A recent study supported in part by the NASA Astrobiology Program provides new data on meteoritic materials that could have originated from primitive bodies in the Solar System. Researchers used a suite of analyses to study carbon-containing compounds in a xenolithic clast of the Zag (H5) meteorite, which was recovered in 1998 when it fell to Earth near Zag, Morocco. A xenolith is a rock fragment embedded in another rock, and it is thought that such fragments found meteorites could be material from bodies of rock and dust that existed very early-on in the Solar System’s history. As such, xenoliths could help astrobiologists understand the evolution of our system through time, and ultimately the conditions that led to the habitability of Earth. The results of the study indicate that the Zag clast is different from other known carbonaceous chondrite groups, and that it likely originated from the outer Solar System.

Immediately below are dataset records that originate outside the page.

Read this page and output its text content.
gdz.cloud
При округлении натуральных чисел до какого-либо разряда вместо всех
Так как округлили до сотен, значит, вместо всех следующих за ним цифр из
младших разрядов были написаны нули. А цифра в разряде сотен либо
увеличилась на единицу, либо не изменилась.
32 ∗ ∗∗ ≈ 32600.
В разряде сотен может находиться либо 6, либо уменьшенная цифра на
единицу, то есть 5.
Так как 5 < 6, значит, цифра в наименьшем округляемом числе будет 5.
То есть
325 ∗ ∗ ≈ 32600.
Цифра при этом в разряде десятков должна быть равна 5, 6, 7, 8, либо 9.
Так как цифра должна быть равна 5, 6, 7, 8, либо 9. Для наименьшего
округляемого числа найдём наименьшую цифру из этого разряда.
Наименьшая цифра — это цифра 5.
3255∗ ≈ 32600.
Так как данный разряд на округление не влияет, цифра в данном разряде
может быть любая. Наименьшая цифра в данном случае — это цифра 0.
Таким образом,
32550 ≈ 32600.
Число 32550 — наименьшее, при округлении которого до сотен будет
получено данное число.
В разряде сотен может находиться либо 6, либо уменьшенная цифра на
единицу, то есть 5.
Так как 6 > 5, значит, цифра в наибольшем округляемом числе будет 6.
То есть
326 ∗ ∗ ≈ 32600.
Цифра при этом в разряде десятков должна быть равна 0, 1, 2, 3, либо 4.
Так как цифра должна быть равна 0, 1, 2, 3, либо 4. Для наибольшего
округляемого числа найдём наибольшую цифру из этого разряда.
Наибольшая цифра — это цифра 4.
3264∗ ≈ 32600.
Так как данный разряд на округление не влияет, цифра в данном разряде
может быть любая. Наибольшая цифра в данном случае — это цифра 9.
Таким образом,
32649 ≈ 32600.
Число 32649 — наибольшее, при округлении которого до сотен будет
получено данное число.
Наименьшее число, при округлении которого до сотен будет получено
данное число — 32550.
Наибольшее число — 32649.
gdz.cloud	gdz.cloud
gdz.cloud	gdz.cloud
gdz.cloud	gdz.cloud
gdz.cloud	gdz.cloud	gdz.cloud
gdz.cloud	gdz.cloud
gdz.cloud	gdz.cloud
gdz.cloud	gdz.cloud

The study, “Primordial organic matter in the xenolithic clast in the Zag H chondrite: Possible relation to D/P asteroids,” was published in the journal Geochimica et Cosmochimica Acta. This work was supported by the Emerging Worlds Program. The NASA Astrobiology Program provides resources for Emerging Worlds and other Research and Analysis programs within the NASA Science Mission Directorate (SMD) that solicit proposals relevant to astrobiology research. This research is a critical part of NASA’s work to understand the Universe, advance human exploration, and inspire the next generation. As NASA’s Artemis program moves forward with human exploration of the Moon, the search for life on other worlds remains a top priority for the agency.